Trotz des im Nachsitzen gelungenen Klassenerhalts wird sich der Bremer Kader zur neuen Saison deutlich verändern. Von einem Umbruch würde Joshua Sargent, der den Durchbruch zum absoluten Stammspieler unter Trainer Florian Kohfeldt schaffen könnte, profitieren.

Immerhin 28 Partien bestritt der US-Amerikaner 2019/2020 und scorte dabei sechs Mal (vier Tore und zwei Vorlagen). Zu den Treffern gehört auch das Traumtor gegen die Hertha, das nicht zuletzt die Ballkontrolle des Angreifers unter Beweis gestellt hat. Wird durch Abgänge ein Platz im Sturm der Hanseaten frei, wäre der Youngster gesetzt.

Paulinho (Bayer Leverkusen, 19)

Stolze 18,5 Millionen Euro ließen sich die Leverkusener den Brasilianer im Sommer 2018 kosten.

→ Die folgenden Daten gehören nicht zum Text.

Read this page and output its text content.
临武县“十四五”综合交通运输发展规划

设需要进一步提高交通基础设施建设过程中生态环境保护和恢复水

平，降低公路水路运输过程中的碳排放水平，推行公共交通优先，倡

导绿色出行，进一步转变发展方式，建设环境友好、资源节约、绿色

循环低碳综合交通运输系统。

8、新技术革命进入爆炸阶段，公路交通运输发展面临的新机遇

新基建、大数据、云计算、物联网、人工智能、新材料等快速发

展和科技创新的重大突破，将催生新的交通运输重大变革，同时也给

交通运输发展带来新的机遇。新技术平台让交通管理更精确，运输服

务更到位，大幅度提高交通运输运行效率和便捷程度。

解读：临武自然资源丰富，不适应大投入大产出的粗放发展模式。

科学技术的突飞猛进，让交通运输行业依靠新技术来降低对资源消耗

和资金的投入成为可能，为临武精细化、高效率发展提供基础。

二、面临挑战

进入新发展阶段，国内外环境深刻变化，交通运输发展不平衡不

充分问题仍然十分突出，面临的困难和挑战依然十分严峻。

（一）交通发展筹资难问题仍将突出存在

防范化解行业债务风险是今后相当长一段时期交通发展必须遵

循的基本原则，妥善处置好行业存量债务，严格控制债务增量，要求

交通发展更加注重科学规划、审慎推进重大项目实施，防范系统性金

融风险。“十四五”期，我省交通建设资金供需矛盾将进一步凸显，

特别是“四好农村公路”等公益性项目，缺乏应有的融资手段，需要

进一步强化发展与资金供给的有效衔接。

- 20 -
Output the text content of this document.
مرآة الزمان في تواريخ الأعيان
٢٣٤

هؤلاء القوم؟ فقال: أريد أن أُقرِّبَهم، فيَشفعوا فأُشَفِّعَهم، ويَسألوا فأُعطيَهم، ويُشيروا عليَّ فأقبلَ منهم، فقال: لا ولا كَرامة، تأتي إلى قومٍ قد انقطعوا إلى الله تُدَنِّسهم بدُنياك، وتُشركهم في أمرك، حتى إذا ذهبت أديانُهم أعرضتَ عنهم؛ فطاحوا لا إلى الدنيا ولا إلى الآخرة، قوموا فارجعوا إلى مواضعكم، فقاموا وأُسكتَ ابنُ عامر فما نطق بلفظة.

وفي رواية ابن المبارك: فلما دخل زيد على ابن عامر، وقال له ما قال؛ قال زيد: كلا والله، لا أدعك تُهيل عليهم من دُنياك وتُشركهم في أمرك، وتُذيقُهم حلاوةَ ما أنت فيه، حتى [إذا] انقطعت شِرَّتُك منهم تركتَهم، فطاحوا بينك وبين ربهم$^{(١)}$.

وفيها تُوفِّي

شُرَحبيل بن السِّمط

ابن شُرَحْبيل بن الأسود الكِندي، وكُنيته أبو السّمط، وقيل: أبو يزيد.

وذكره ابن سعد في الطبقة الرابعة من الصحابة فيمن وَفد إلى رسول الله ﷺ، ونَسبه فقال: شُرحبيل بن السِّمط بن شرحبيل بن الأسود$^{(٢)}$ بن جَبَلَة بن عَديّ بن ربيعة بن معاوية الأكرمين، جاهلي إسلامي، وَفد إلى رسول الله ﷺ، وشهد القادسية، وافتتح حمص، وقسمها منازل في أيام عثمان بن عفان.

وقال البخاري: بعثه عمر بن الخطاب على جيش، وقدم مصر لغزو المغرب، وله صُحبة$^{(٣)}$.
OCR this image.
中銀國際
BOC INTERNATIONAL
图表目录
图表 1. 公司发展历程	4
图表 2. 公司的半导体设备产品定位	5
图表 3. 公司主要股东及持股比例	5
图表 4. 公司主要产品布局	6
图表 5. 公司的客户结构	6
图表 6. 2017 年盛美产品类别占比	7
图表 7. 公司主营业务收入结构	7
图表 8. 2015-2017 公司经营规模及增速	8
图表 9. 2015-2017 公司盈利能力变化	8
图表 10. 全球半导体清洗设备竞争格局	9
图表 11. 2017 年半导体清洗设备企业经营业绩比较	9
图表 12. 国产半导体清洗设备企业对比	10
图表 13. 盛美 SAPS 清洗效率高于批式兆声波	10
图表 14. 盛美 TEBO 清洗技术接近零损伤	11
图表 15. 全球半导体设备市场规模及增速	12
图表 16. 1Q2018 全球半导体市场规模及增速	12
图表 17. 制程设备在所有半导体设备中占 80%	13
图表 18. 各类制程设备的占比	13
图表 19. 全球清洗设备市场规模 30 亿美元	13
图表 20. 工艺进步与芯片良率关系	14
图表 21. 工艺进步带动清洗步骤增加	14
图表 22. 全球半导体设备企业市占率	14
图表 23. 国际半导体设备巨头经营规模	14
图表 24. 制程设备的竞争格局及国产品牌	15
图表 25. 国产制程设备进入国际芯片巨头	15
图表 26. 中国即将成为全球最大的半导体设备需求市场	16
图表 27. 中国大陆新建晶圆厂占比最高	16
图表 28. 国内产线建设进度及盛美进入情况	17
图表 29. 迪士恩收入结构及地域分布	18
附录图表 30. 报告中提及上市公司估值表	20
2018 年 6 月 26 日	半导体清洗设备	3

Eine echte Verstärkung war das Offensivtalent lange jedoch nicht. In der abgelaufenen Spielzeit ließ der bald 20-Jährige erstmals sein enormes Talent aufblitzen. In seinem bislang einzigen Spiel von Beginn an (4:0 gegen Frankfurt) schoss der Angreifer gleich zwei Tore und legte ein weiteres auf.

Die anschließende Corona-Pause verhinderte eine weitere Gala. Trainer Bosz brachte den pfeilschnellen (35,1 km/h) und wendigen Youngster seither zwar regelmäßig als Joker, doch wirklich viel Spielzeit bekam der Südamerikaner nicht. Einen guten Eindruck hinterließ Paulinho, der wie Wirtz von bevorstehenden Abgängen profitieren könnte, dennoch.

Aber: Nachdem sich der Brasilianer vor dem DFB-Pokalfinale einen Kreuzbandriss zuzog, ist auch in der kommenden Saison frühestens nach der Winterpause mit dem Offensivmann zu rechnen.